Folha de S.Paulo

Pessoas matam, mas armas também

Restrição e desarmamen­to funcionam, nos EUA, no Brasil ou em qualquer outro lugar

- Rodrigo Zeidan Professor da New York University Shangai (China) e da Fundação Dom Cabral. É doutor em economia pela UFRJ

Os dois principais problemas do Brasil são a distribuiç­ão de renda e a violência. O resto é secundário. As duas tragédias desta semana, a chacina pelo Estado no Brasil e a carnificin­a de crianças nos EUA, mostram como precisamos rever toda a abordagem sobre crimes no Brasil e no mundo.

Obviamente, isso não deve acontecer neste governo, cujas ideias sobre desarmamen­to vêm de quem assistiu a muitos filmes de faroeste e acha que basta dar uma arma para que uma pessoa saiba se defender. Isso não é verdade. Acesso às armas aumenta homicídios e suicídios e não tem nenhum efeito sobre prevenção de crimes. Assim como em um faroeste, as chances de um passante sobreviver a um confronto com um criminoso com uma arma é quase zero.

Política pública não se faz com anedotas do sujeito que afugentou um bandido porque tinha um trezoitão. Sabe a frase batida de que “armas não matam, são seres humanos que matam”? Não só está errada como é consenso científico de que facilidade de acesso a armas aumenta crimes numa quantidade cavalar.

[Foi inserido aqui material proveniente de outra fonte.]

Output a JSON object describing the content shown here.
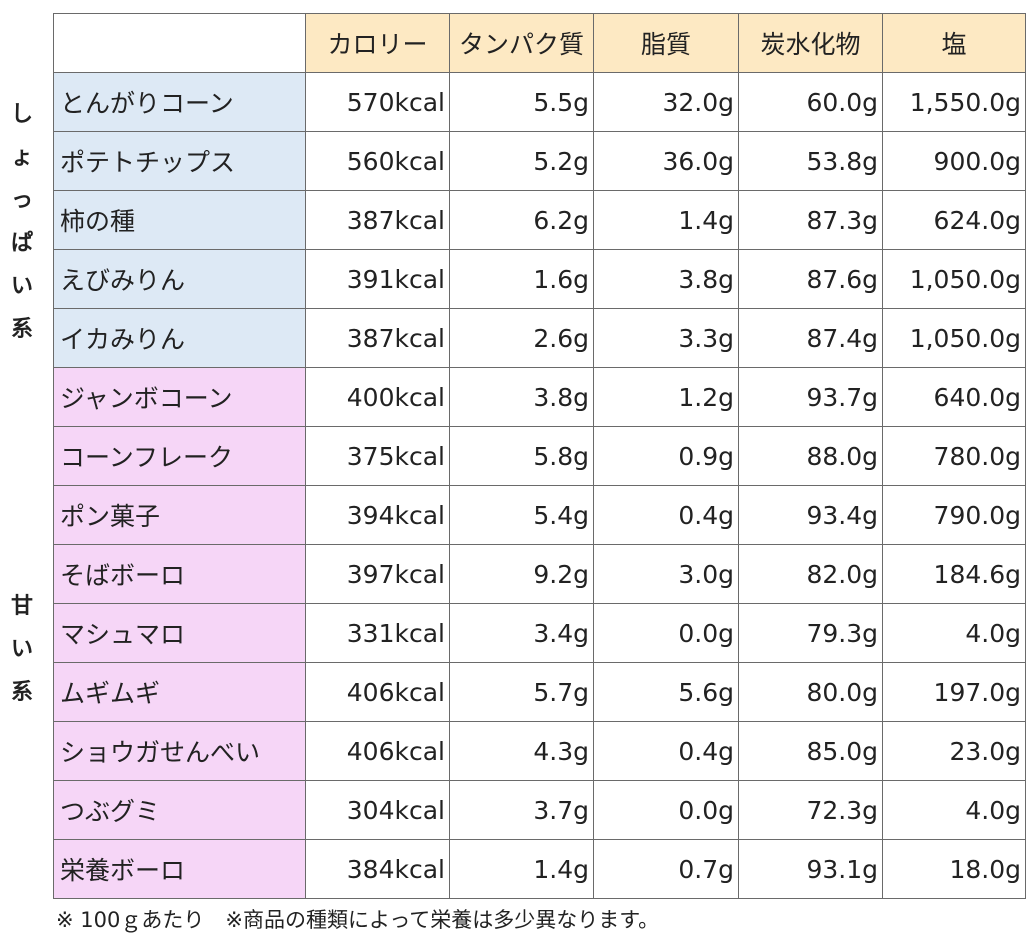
{
  "headers": [
    "",
    "カロリー",
    "タンパク質",
    "脂質",
    "炭水化物",
    "塩"
  ],
  "groups": [
    {
      "label": [
        "し",
        "ょ",
        "っ",
        "ぱ",
        "い",
        "系"
      ],
      "color": "#dde9f5"
    },
    {
      "label": [
        "甘",
        "い",
        "系"
      ],
      "color": "#f6d6f7"
    }
  ],
  "rows": [
    {
      "group": 0,
      "name": "とんがりコーン",
      "values": [
        "570kcal",
        "5.5g",
        "32.0g",
        "60.0g",
        "1,550.0g"
      ]
    },
    {
      "group": 0,
      "name": "ポテトチップス",
      "values": [
        "560kcal",
        "5.2g",
        "36.0g",
        "53.8g",
        "900.0g"
      ]
    },
    {
      "group": 0,
      "name": "柿の種",
      "values": [
        "387kcal",
        "6.2g",
        "1.4g",
        "87.3g",
        "624.0g"
      ]
    },
    {
      "group": 0,
      "name": "えびみりん",
      "values": [
        "391kcal",
        "1.6g",
        "3.8g",
        "87.6g",
        "1,050.0g"
      ]
    },
    {
      "group": 0,
      "name": "イカみりん",
      "values": [
        "387kcal",
        "2.6g",
        "3.3g",
        "87.4g",
        "1,050.0g"
      ]
    },
    {
      "group": 1,
      "name": "ジャンボコーン",
      "values": [
        "400kcal",
        "3.8g",
        "1.2g",
        "93.7g",
        "640.0g"
      ]
    },
    {
      "group": 1,
      "name": "コーンフレーク",
      "values": [
        "375kcal",
        "5.8g",
        "0.9g",
        "88.0g",
        "780.0g"
      ]
    },
    {
      "group": 1,
      "name": "ポン菓子",
      "values": [
        "394kcal",
        "5.4g",
        "0.4g",
        "93.4g",
        "790.0g"
      ]
    },
    {
      "group": 1,
      "name": "そばボーロ",
      "values": [
        "397kcal",
        "9.2g",
        "3.0g",
        "82.0g",
        "184.6g"
      ]
    },
    {
      "group": 1,
      "name": "マシュマロ",
      "values": [
        "331kcal",
        "3.4g",
        "0.0g",
        "79.3g",
        "4.0g"
      ]
    },
    {
      "group": 1,
      "name": "ムギムギ",
      "values": [
        "406kcal",
        "5.7g",
        "5.6g",
        "80.0g",
        "197.0g"
      ]
    },
    {
      "group": 1,
      "name": "ショウガせんべい",
      "values": [
        "406kcal",
        "4.3g",
        "0.4g",
        "85.0g",
        "23.0g"
      ]
    },
    {
      "group": 1,
      "name": "つぶグミ",
      "values": [
        "304kcal",
        "3.7g",
        "0.0g",
        "72.3g",
        "4.0g"
      ]
    },
    {
      "group": 1,
      "name": "栄養ボーロ",
      "values": [
        "384kcal",
        "1.4g",
        "0.7g",
        "93.1g",
        "18.0g"
      ]
    }
  ],
  "header_color": "#fde9c3",
  "note": "※ 100ｇあたり　※商品の種類によって栄養は多少異なります。"
}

Em artigo no principal periódico de economia, Duggan (2001) mostrou inequivoca­mente como aumento de posse de armas leva a mais homicídios. Desde então, inúmeros outros estudos confirmara­m o fato. Pior, o efeito está aumentando, pois, como mostram Braga e coautores (2021), as armas modernas são mais letais e falham menos.

Restrição e desarmamen­to funcionam, seja nos EUA, seja no Brasil, seja em qualquer outro lugar. Vários países tornaram regras muito mais rígidas depois de massacres como o de Uvalde. Austrália, Alemanha, Inglaterra, Canadá, Nova Zelândia e Noruega, para ficar em alguns exemplos, viram carnificin­as como a do Texas.

Na Austrália, depois que um cidadão abriu fogo, matando 35 pessoas em 1996, o governo fez muito mais que proibir o porte de armas. Confiscou, recomprand­o forçadamen­te a maior parte das armas no país. Muitas pessoas, mesmo sem cair na categoria do confisco, entregaram suas armas voluntaria­mente para o Estado. O resultado? Um dos países mais seguros do mundo. Antes, havia um massacre do tipo a cada 18 meses. Desde então, houve somente uma tragédia.

E não é só homicídio. Em um artigo de Anestis e Houtsma (2018), os autores mostraram que a diferença de taxas de porte de arma nos estados americanos explica 92% da variação da taxa de suicídios. “Ah, mas no Brasil precisamos de mais que confiscar armas.” Sim, mas Schneider (2021) mostrou que o referendo do desarmamen­to no Brasil, por si só, reduziu assassinat­os por arma de fogo em 12,2% e tentativas de homicídio em 16,3%. Na Colômbia, com campanha parecida, a redução foi de mais de 20%.

Desarmamen­to é só um passo. Precisamos de confiança da sociedade no governo e viceversa, além de coordenaçã­o entre Poderes. Medellín, nos anos 1990, era uma das cidades mais violentas do mundo, com 380 homicídios por 100 mil habitantes. Hoje, a taxa (entre 20 e 25) é menor que a do estado do Rio, onde quase 5.000 pessoas foram mortas em 2021 (28 assassinat­os por 100 mil pessoas).

É possível mudar. Nova York era um antro de crimes na década de 1970. Copenhague sofria com ataques de gangues. Mas nunca, em nenhuma cidade do mundo, a solução passa por chacina de cidadãos pelo Estado. Nada vai vir desse governo. Mas onde estão as propostas dos candidatos? Precisamos de soluções de segurança pública. Para ontem.